With the help of a three-year $1 million grant from the W.M. Keck Foundation, a few Brandeis scientists hope to raise the curtain on this mystery. Chemists Irv Epstein, Li Deng and Bing Xu, and physicist Michael Hagan will research key steps in the epochal transition from simple molecules to life on Earth.

They’re following in the footsteps of earlier chemist-explorers who discovered that simple molecules, such as water, methane and ammonia, could react to produce more complex molecules, like amino acids and sugars. Recent studies have shown that much more complicated molecules, such as nucleic acids, can react to start building complex cell-like structures.

The Brandeis group will focus on the puzzling gap between the formation of relatively simple molecules and more complex entities.

“We are not looking to answer the question ‘How did life definitively evolve on Earth?’” Epstein says. “Rather, we are exploring possible avenues of how life could emerge from nonliving matter.”

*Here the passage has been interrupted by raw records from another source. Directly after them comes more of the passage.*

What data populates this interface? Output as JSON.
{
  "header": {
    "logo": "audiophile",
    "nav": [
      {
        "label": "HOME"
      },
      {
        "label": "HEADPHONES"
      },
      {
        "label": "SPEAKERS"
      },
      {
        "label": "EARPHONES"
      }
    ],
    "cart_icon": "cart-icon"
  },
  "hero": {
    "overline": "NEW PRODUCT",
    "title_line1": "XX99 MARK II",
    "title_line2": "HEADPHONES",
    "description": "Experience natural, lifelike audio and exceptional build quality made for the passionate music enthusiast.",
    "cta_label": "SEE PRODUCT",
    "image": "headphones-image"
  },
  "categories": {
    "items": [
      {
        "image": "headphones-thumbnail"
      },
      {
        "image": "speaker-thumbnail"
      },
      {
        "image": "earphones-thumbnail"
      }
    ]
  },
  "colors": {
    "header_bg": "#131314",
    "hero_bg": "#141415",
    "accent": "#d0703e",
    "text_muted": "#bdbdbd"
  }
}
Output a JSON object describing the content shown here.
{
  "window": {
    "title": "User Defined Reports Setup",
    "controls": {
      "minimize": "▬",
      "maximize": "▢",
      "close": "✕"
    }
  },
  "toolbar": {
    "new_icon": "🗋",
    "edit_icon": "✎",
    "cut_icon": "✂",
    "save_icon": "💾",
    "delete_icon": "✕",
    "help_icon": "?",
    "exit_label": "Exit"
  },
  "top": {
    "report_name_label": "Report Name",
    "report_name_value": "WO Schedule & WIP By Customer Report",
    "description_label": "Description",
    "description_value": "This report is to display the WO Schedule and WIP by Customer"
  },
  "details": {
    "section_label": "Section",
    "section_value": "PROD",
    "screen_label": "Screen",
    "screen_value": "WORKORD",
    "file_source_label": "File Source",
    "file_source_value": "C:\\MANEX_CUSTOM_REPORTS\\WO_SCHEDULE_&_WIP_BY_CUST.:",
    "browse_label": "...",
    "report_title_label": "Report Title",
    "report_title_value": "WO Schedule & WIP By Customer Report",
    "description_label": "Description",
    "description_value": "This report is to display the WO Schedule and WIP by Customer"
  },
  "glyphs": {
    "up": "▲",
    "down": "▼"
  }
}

They’ll study the evolution of molecular catalysts that are autocatalytic (able to react to produce more of themselves) and capable of self-organizing (spontaneously arranging themselves in intricate patterns by using energy from their surroundings). These two qualities lead to more complex reactions and structures — the key components necessary for life.

The chemists will subject the molecules to extremely hot, cold and acidic environments — re-creating the conditions in which these chemicals might have reacted 3.8 billion years ago — on the theory that such extreme conditions would likely have increased the types and complexities of molecular reactions.

This research may also answer some of science’s nagging, if esoteric, mysteries. For example, why do all amino acids found in living systems have the same chirality, or handedness, when nature is perfectly capable of producing either left or right chirality?

“We are hoping to explore how these motifs we see all around us today could arise,” Hagan says. “We’ll never know for sure what happened back then, but this research will help us understand what could have happened.”